The cherry of the coffee plant seems small and inconspicuous. Nevertheless, people came up with the idea of roasting, grinding, and brewing the beans it contains. Some fairy tales and many legends deal with the origin of coffee. However, we present to you the historical facts about the drink.
Coffee from Kaffa
A hot brew of roasted coffee beans was probably drunk in East Africa more than a thousand years ago. Many legends say that the drink originated in Ethiopia. Historians also assume that the region of Kaffa in southwestern Ethiopia is the drink’s area of origin.
First mentions of the drink date back to the ninth century. From Kaffa, the coffee reached Arabia already in the 14th century. The fact that coffee made its way into the world via the Yemeni trading and port city of Mocha in the Middle Ages is also considered certain. In the following decades, traders and travelers who visited mocha ensured that the drink spread worldwide.
As early as the 16th century, coffee conquered the Persian region. The drink spread rapidly in Syria and Asia Minor. When the Ottoman Empire conquered Yemen, the plant’s beans reached as far as Istanbul. The first coffee house opened there in 1554. However, centuries were to pass before coffee became popular in Europe.
First export to Europe
The Italian metropolis of Venice was a hub of European trade. The transshipment point brought all kinds of African products to Europe. The first coffee house was opened there in the 17th century. Traders brought the roasted beans to other European cities.
Soon coffee was also drunk in Vienna, Paris, and Amsterdam. In British cities such as Oxford and London, similar establishments were quickly opened. However, the drink was initially reserved for members of the European upper class.
Roasted beans, which wealthy city dwellers enjoyed as a luxurious drink, also reached Germany via the large port cities. In 1673 the first coffee house was opened in the Hanseatic city of Bremen. Similar establishments were established in many port cities in the following years.

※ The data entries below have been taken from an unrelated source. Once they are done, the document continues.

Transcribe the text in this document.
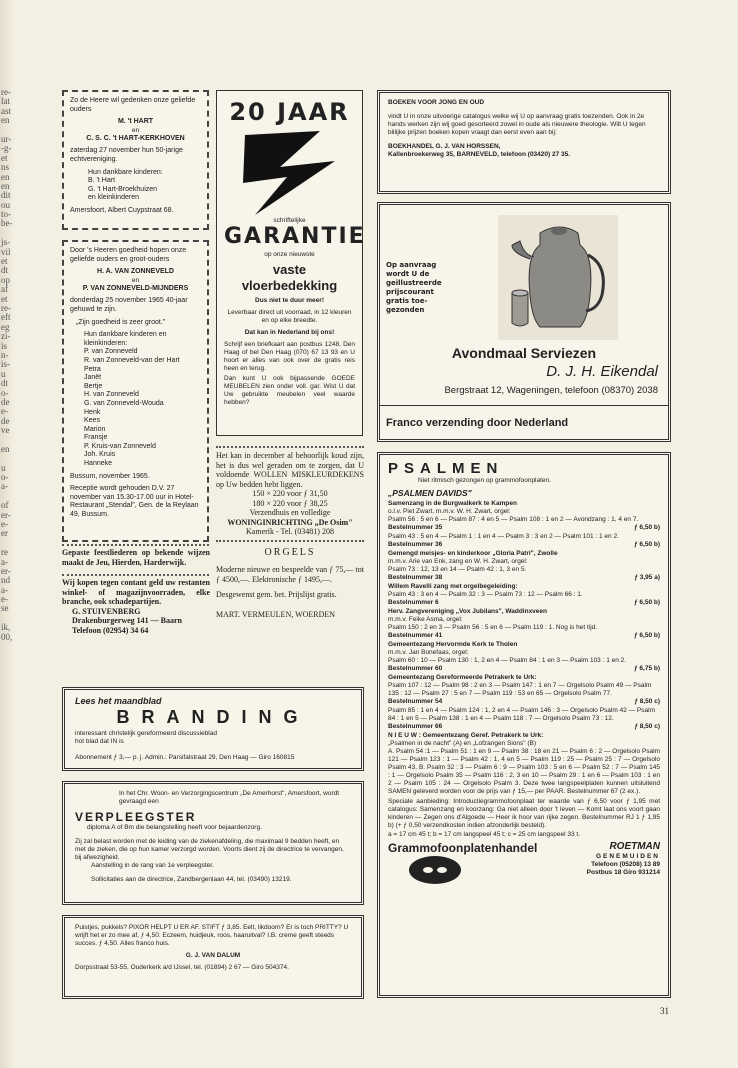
re-
lat
ast
en
ur-
-g-
et
ns
en
en
dit
ou
to-
be-
js-
vil
et
dt
op
af
et
re-
eft
eg
zi-
is
n-
is-
u
dt
o-
de
e-
de
ve
en
u
o-
a-
of
er-
e-
er
re
a-
er-
nd
a-
e-
se
ik,
00,

Zo de Heere wil gedenken onze geliefde ouders

M. 't HART

en

C. S. C. 't HART-KERKHOVEN

zaterdag 27 november hun 50-jarige echtvereniging.

Hun dankbare kinderen:

B. 't Hart

G. 't Hart-Broekhuizen

en kleinkinderen

Amersfoort, Albert Cuypstraat 68.

Door 's Heeren goedheid hopen onze geliefde ouders en groot-ouders

H. A. VAN ZONNEVELD

en

P. VAN ZONNEVELD-MIJNDERS

donderdag 25 november 1965 40-jaar gehuwd te zijn.

„Zijn goedheid is zeer groot."

Hun dankbare kinderen en kleinkinderen:

P. van Zonneveld

R. van Zonneveld-van der Hart

Petra

Janët

Bertje

H. van Zonneveld

G. van Zonneveld-Wouda

Henk

Kees

Marion

Fransje

P. Kruis-van Zonneveld

Joh. Kruis

Hanneke

Bussum, november 1965.

Receptie wordt gehouden D.V. 27 november van 15.30-17.00 uur in Hotel-Restaurant „Stendal", Gen. de la Reylaan 49, Bussum.

Gepaste feestliederen op bekende wijzen maakt de Jeu, Hierden, Harderwijk.

Wij kopen tegen contant geld uw restanten winkel- of magazijnvoorraden, elke branche, ook schadepartijen.

G. STUIVENBERG

Drakenburgerweg 141 — Baarn

Telefoon (02954) 34 64

20 JAAR

schriftelijke

GARANTIE

op onze nieuwste

vaste vloerbedekking

Dus niet te duur meer!

Leverbaar direct uit voorraad, in 12 kleuren en op elke breedte.

Dat kan in Nederland bij ons!

Schrijf een briefkaart aan postbus 1248, Den Haag of bel Den Haag (070) 67 13 93 en U hoort er alles van ook over de gratis reis heen en terug.

Dan kunt U ook bijpassende GOEDE MEUBELEN zien onder voll. gar. Wist U dat Uw gebruikte meubelen veel waarde hebben?

Het kan in december al behoorlijk koud zijn, het is dus wel geraden om te zorgen, dat U voldoende WOLLEN MISKLEURDEKENS op Uw bedden hebt liggen.

150 × 220 voor ƒ 31,50

180 × 220 voor ƒ 38,25

Verzendhuis en volledige

WONINGINRICHTING „De Osim"

Kamerik - Tel. (03481) 208

ORGELS

Moderne nieuwe en bespeelde van ƒ 75,— tot ƒ 4500,—. Elektronische ƒ 1495,—.

Desgewenst gem. bet. Prijslijst gratis.

MART. VERMEULEN, WOERDEN

BOEKEN VOOR JONG EN OUD

vindt U in onze uitvoerige catalogus welke wij U op aanvraag gratis toezenden. Ook in 2e hands werken zijn wij goed gesorteerd zowel in oude als nieuwere theologie. Wilt U tegen billijke prijzen boeken kopen vraagt dan eerst even aan bij:

BOEKHANDEL G. J. VAN HORSSEN,

Kallenbroekerweg 35, BARNEVELD, telefoon (03420) 27 35.

Op aanvraag

wordt U de

geillustreerde

prijscourant

gratis toe-

gezonden

Avondmaal Serviezen

D. J. H. Eikendal

Bergstraat 12, Wageningen, telefoon (08370) 2038

Franco verzending door Nederland

PSALMEN

Niet ritmisch gezongen op grammofoonplaten.

„PSALMEN DAVIDS"

Samenzang in de Burgwalkerk te Kampen

o.l.v. Piet Zwart, m.m.v. W. H. Zwart, orgel:

Psalm 56 : 5 en 6 — Psalm 87 : 4 en 5 — Psalm 108 : 1 en 2 — Avondzang : 1, 4 en 7.

Bestelnummer 35	ƒ 6,50 b)

Psalm 43 : 5 en 4 — Psalm 1 : 1 en 4 — Psalm 3 : 3 en 2 — Psalm 101 : 1 en 2.

Bestelnummer 36	ƒ 6,50 b)

Gemengd meisjes- en kinderkoor „Gloria Patri", Zwolle

m.m.v. Arie van Enk, zang en W. H. Zwart, orgel:

Psalm 73 : 12, 13 en 14 — Psalm 42 : 1, 3 en 5.

Bestelnummer 38	ƒ 3,95 a)

Willem Ravelli zang met orgelbegeleiding:

Psalm 43 : 3 en 4 — Psalm 32 : 3 — Psalm 73 : 12 — Psalm 66 : 1.

Bestelnummer 6	ƒ 6,50 b)

Herv. Zangvereniging „Vox Jubilans", Waddinxveen

m.m.v. Feike Asma, orgel:

Psalm 150 : 2 en 3 — Psalm 56 : 5 en 6 — Psalm 119 : 1. Nog is het tijd.

Bestelnummer 41	ƒ 6,50 b)

Gemeentezang Hervormde Kerk te Tholen

m.m.v. Jan Bonefaas, orgel:

Psalm 60 : 10 — Psalm 130 : 1, 2 en 4 — Psalm 84 : 1 en 3 — Psalm 103 : 1 en 2.

Bestelnummer 60	ƒ 6,75 b)

Gemeentezang Gereformeerde Petrakerk te Urk:

Psalm 107 : 12 — Psalm 98 : 2 en 3 — Psalm 147 : 1 en 7 — Orgelsolo Psalm 49 — Psalm 135 : 12 — Psalm 27 : 5 en 7 — Psalm 119 : 53 en 65 — Orgelsolo Psalm 77.

Bestelnummer 54	ƒ 8,50 c)

Psalm 85 : 1 en 4 — Psalm 124 : 1, 2 en 4 — Psalm 146 : 3 — Orgelsolo Psalm 42 — Psalm 84 : 1 en 5 — Psalm 138 : 1 en 4 — Psalm 118 : 7 — Orgelsolo Psalm 73 : 12.

Bestelnummer 66	ƒ 8,50 c)

N I E U W : Gemeentezang Geref. Petrakerk te Urk:

„Psalmen in de nacht" (A) en „Lofzangen Sions" (B)

A. Psalm 54 :1 — Psalm 51 : 1 en 9 — Psalm 38 : 18 en 21 — Psalm 6 : 2 — Orgelsolo Psalm 121 — Psalm 123 : 1 — Psalm 42 : 1, 4 en 5 — Psalm 119 : 25 — Psalm 25 : 7 — Orgelsolo Psalm 43. B. Psalm 32 : 3 — Psalm 6 : 9 — Psalm 103 : 5 en 6 — Psalm 52 : 7 — Psalm 145 : 1 — Orgelsolo Psalm 35 — Psalm 116 : 2, 3 en 10 — Psalm 29 : 1 en 6 — Psalm 103 : 1 en 2 — Psalm 105 : 24 — Orgelsolo Psalm 3. Deze twee langspeelplaten kunnen uitsluitend SAMEN geleverd worden voor de prijs van ƒ 15,— per PAAR. Bestelnummer 67 (2 ex.).

Speciale aanbieding: Introductiegrammofoonplaat ter waarde van ƒ 6,50 voor ƒ 1,95 met catalogus: Samenzang en koorzang: Ga niet alleen door 't leven — Komt laat ons voort gaan kinderen — Zegen ons d'Algoede — Heer ik hoor van rijke zegen. Bestelnummer RJ 1 ƒ 1,95 b) (+ ƒ 0,50 verzendkosten indien afzonderlijk besteld).

a = 17 cm 45 t; b = 17 cm langspeel 45 t; c = 25 cm langspeel 33 t.

Grammofoonplatenhandel	ROETMAN

GENEMUIDEN

Telefoon (05208) 13 89

Postbus 18 Giro 931214

Lees het maandblad

BRANDING

interessant christelijk gereformeerd discussieblad

hot blad dat IN is

Abonnement ƒ 3,— p. j. Admin.: Parsifalstraat 29, Den Haag — Giro 160815

In het Chr. Woon- en Verzorgingscentrum „De Amerhorst", Amersfoort, wordt gevraagd een

VERPLEEGSTER

diploma A of Bm die belangstelling heeft voor bejaardenzorg.

Zij zal belast worden met de leiding van de ziekenafdeling, die maximaal 9 bedden heeft, en met de zieken, die op hun kamer verzorgd worden. Voorts dient zij de directrice te vervangen, bij afwezigheid.

Aanstelling in de rang van 1e verpleegster.

Sollicitaties aan de directrice, Zandbergenlaan 44, tel. (03490) 13219.

Puistjes, pukkels? PIXOR HELPT U ER AF. STIFT ƒ 3,85. Eelt, likdoorn? Er is toch PRITTY? U wrijft het er zo mee af, ƒ 4,50. Eczeem, huidjeuk, roos, haaruitval? I.B. creme geeft steeds succes. ƒ 4,50. Alles franco huis.

G. J. VAN DALUM

Dorpsstraat 53-55, Ouderkerk a/d IJssel, tel. (01894) 2 67 — Giro 504374.

31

Plantations for mass production
In the following years, European coffee houses developed into cultural meeting places, which served to exchange information and initiate business. They contributed immensely to the spread of the drink. But it was not until the 19th century that coffee became a drink for the masses.
The basis for its success was the industrial production on plantations, which were mainly established in South America. As early as 1700, the Dutch had their coffee grown in Ceylon and Java. Dutch and French plantations in Surinam, Cayenne, and Martinique followed. Around 1727 the coffee plant reached Brazil. African slaves had to take over the cultivation, who slaved away everywhere in the plantations.
At the same time, the purchasing power of the European population increased, and they could now increasingly afford coffee. The prosperity of broad strata of the working class, which spread as a result of industrialization, made exotic enjoyment possible, which was now no longer reserved for the richest sections of European society. Around 1850, coffee was considered a drink for the masses throughout Europe.
Luxury food for the masses
In the following decades, coffee developed into one of the most popular pleasures. To this day, the drink is still the most popular luxury food of the Germans. In Germany, people drink an average of 162 liters every year, which corresponds to about two cups a day. The most popular is still filter coffee.
All over the world, people live from growing, processing, and selling beans. An estimated 100 million people are expected to be involved in the production and distribution of the black gold in 2018. Workers around the world harvest around ten million tonnes of green coffee every year.
The largest producer remains Brazil, followed by Vietnam and Indonesia as the most important producing countries. The most important consumer countries are the USA and Germany. They are followed by France, Japan, and Italy.